Does the Marpa parser library support error recovery?

351 views Asked by At

I know Perl's "Marpa" Earley parser has very good error reporting.

But I can't find in its documentation or via Googling whether it has error recovery.

For instance, most C/C++ compilers have error recovery, which they use to report multiple syntax errors where often other compilers stop at the first error.

I'm actually parsing natural language and wonder if there's a way to re-sync and resume parsing after one part of the input fails.


Example, for those who can grok it:

I'm parsing syllables in the Lao language.
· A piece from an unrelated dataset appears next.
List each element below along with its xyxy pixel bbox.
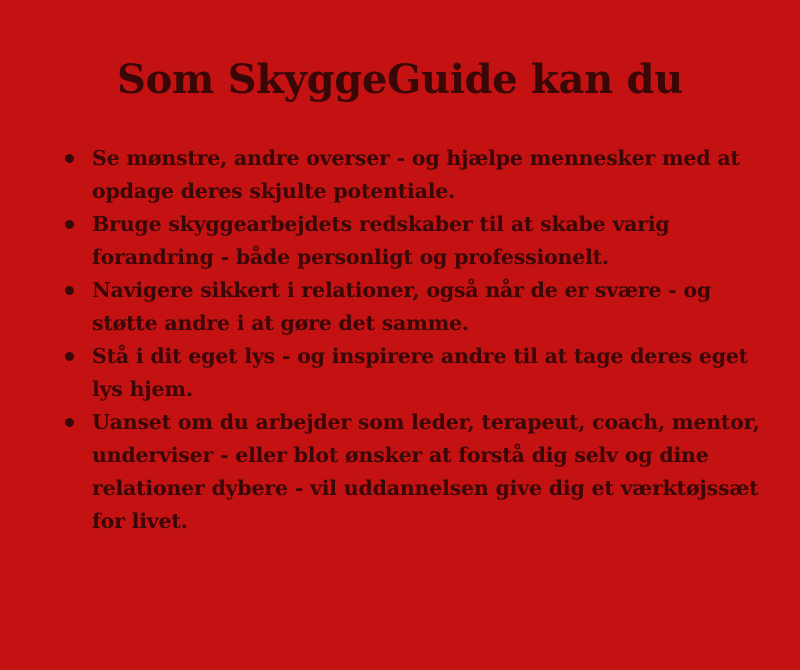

In Lao some vowels are diacritics which are encoded as separate characters and rendered above the previous consonant. In parsing random articles from the Lao Wikipedia I ran into some text where such a vowel was doubled. This is not allowed in Lao orthography so must be a typo. But I know that within a couple of characters the text is good again.

Anyway this is the real example which piqued my general interest in error recovery or re-synchronizing with the token stream.

1

There are 1 answers

1
amon On

There are two possibilities for handling mistakes in Marpa.

“Ruby Slippers” Parsing

Marpa maintains a lot of context during scanning. We can use this context so that the parser can require some token, and we can decide whether we want to offer it to Marpa even if it isn't in the input. Consider for example a programming language that requires any statement to be terminated by a semicolon. We can then use Ruby Slippers techniques to insert semicolons at specific locations, such as at the end of a line, or before a closing brace:

use strict;
use warnings;
use Marpa::R2;
use Data::Dump 'dd';

my $grammar = Marpa::R2::Scanless::G->new({
    source => \q{
        :discard ~ ws
        Block         ::= Statement+ action => ::array
        Statement     ::= StatementBody (STATEMENT_TERMINATOR) action => ::first
        StatementBody ::= 'statement'       action => ::first
                      |   ('{') Block ('}') action => ::first
        STATEMENT_TERMINATOR ~ ';'
        event ruby_slippers = predicted STATEMENT_TERMINATOR
        ws ~ [\s]+
    },
});
my $recce = Marpa::R2::Scanless::R->new({ grammar => $grammar });

my $input = q(
    statement;
    { statement }
    statement
    statement
);

for (
  $recce->read(\$input);
  $recce->pos < length $input;
  $recce->resume
) {
    ruby_slippers($recce, \$input);
}
ruby_slippers($recce, \$input);
dd $recce->value;

sub ruby_slippers {
    my ($recce, $input) = @_;
    my %possible_tokens_by_length;

    my @expected = @{ $recce->terminals_expected };
    for my $token (@expected) {
        pos($$input) = $recce->pos;

        if ($token eq 'STATEMENT_TERMINATOR') {
            # fudge a terminator at the end of a line, or before a closing brace
            if ($$input =~ /\G \s*? (?: $ | [}] )/smxgc) {
                push @{ $possible_tokens_by_length{0} }, [STATEMENT_TERMINATOR => ';'];
            }
        }
    }

    my $max_length = 0;
    for (keys %possible_tokens_by_length) {
        $max_length = $_ if $_ > $max_length;
    }
    if (my $longest_tokens = $possible_tokens_by_length{$max_length}) {
        for my $lexeme (@$longest_tokens) {
            $recce->lexeme_alternative(@$lexeme);
        }
        $recce->lexeme_complete($recce->pos, $max_length);

        return ruby_slippers($recce, $input);
    }
}

In the ruby_slippers function, you could also count how often you needed to fudge a token. If that count exceeds some value, you could abandon the parse by throwing an error.

Skipping input

If your input may contain unparseable junk, you can try skipping that if no lexeme would otherwise be found. For this, the $recce->resume method takes an optional position argument, where the normal parsing will resume.

use strict;
use warnings;
use Marpa::R2;
use Data::Dump 'dd';
use Try::Tiny;

my $grammar = Marpa::R2::Scanless::G->new({
    source => \q{
        :discard ~ ws
        Sentence ::= WORD+ action => ::array
        WORD ~ 'foo':i | 'bar':i | 'baz':i | 'qux':i
        ws ~ [\s]+
    },
});
my $recce = Marpa::R2::Scanless::R->new({ grammar => $grammar });

my $input = '1) Foo bar: baz and qux, therefore qux (foo!) implies bar.';

try { $recce->read(\$input) };
while ($recce->pos < length $input) {
    # ruby_slippers($recce, \$input);
    try   {       $recce->resume                    }  # restart at current position
    catch { try { $recce->resume($recce->pos + 1) } }; # advance the position
    # if both fail, we go into a new iteration of the loop.
}
dd $recce->value;

While the same effect could be achieved with a :discard lexeme that matches anything, doing the skipping in our client code allows us to abort the parse if too much fudging had to be done.